KETAPANG – Sebuah tanda tanya besar terkait pengadaan barang dan jasa di Kabupaten Ketapang. Di saat 14 perusahaan konstruksi sedang dalam sorotan tajam Inspektorat Daerah karena terbukti melanggar aturan Sisa Kemampuan Paket (SKP) pada proyek tahun 2025, salah satu dari perusahaan tersebut justru kembali diberi kepercayaan untuk mengerjakan proyek baru, bahkan di lingkungan instansi yang mengurus infrastruktur utama.
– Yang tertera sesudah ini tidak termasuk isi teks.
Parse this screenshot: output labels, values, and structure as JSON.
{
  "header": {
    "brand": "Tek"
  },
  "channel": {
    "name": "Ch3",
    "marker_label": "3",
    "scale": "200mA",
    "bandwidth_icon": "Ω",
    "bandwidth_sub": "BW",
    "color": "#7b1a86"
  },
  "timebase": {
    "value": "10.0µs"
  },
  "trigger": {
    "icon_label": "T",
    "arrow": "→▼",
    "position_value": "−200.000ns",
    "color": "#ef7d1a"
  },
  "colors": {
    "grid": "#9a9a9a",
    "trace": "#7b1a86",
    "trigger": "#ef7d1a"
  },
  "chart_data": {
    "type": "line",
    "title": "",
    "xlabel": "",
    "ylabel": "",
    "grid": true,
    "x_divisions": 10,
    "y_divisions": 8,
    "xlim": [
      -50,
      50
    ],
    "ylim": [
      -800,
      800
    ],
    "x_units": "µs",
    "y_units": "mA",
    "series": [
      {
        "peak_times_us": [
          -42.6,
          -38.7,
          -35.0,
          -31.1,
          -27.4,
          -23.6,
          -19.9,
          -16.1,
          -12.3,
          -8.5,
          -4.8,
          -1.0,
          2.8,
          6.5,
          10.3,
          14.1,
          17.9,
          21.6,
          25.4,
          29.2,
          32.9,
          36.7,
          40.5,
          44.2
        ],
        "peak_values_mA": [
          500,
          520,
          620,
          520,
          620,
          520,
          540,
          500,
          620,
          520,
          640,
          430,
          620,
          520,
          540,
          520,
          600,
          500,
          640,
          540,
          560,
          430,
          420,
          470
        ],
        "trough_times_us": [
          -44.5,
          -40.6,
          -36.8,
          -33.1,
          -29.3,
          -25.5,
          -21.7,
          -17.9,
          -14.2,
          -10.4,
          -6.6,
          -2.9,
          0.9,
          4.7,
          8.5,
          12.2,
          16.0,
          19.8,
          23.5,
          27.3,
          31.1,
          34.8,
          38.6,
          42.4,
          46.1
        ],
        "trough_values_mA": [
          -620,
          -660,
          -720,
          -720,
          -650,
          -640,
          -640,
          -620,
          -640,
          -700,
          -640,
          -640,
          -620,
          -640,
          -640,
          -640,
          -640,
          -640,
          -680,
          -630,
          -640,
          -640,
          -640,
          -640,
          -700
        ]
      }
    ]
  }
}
Berdasarkan surat resmi bernomor 6/LHP/Itban-V.700/II/2026 yang dikirimkan Inspektur Pembantu (Irban) 5 kepada Bupati Ketapang pada 14 April 2026, 14 perusahaan tersebut dinyatakan melebihi batas kemampuan mengerjakan paket proyek secara bersamaan. Pelanggaran ini bertentangan dengan ketentuan pengadaan yang bertujuan menjamin kualitas pekerjaan dan persaingan yang sehat.
Dikutif dari indometro.id Di antara nama-nama yang tercantum, CV Bungsu Putra Perkasa milik Sagito A.Md menjadi sorotan utama. Bukan tanpa alasan: perusahaan ini baru saja memenangkan penunjukan langsung untuk paket pekerjaan “Pemeliharaan Bangunan Gedung Kantor DPUTR” senilai Rp159.800.000.

Bagaimana mungkin perusahaan yang sedang dalam status audit dan terindikasi melanggar aturan pengadaan, masih dipilih untuk menangani proyek baru? Pertanyaan ini menjadi bahan pembicaraan hangat di kalangan pengusaha konstruksi hingga warga masyarakat.
Penunjukan langsung sendiri memiliki syarat ketat sesuai Peraturan Presiden dan pedoman LKPP, antara lain hanya dapat dilakukan jika memenuhi kriteria khusus seperti kebutuhan mendesak, hanya ada satu penyedia yang mampu, atau nilai di ambang batas tertentu. Namun, dalam kasus ini, tidak ada penjelasan resmi mengapa CV Bungsu Putra Perkasa menjadi pilihan utama, terlebih saat statusnya sedang dipertanyakan.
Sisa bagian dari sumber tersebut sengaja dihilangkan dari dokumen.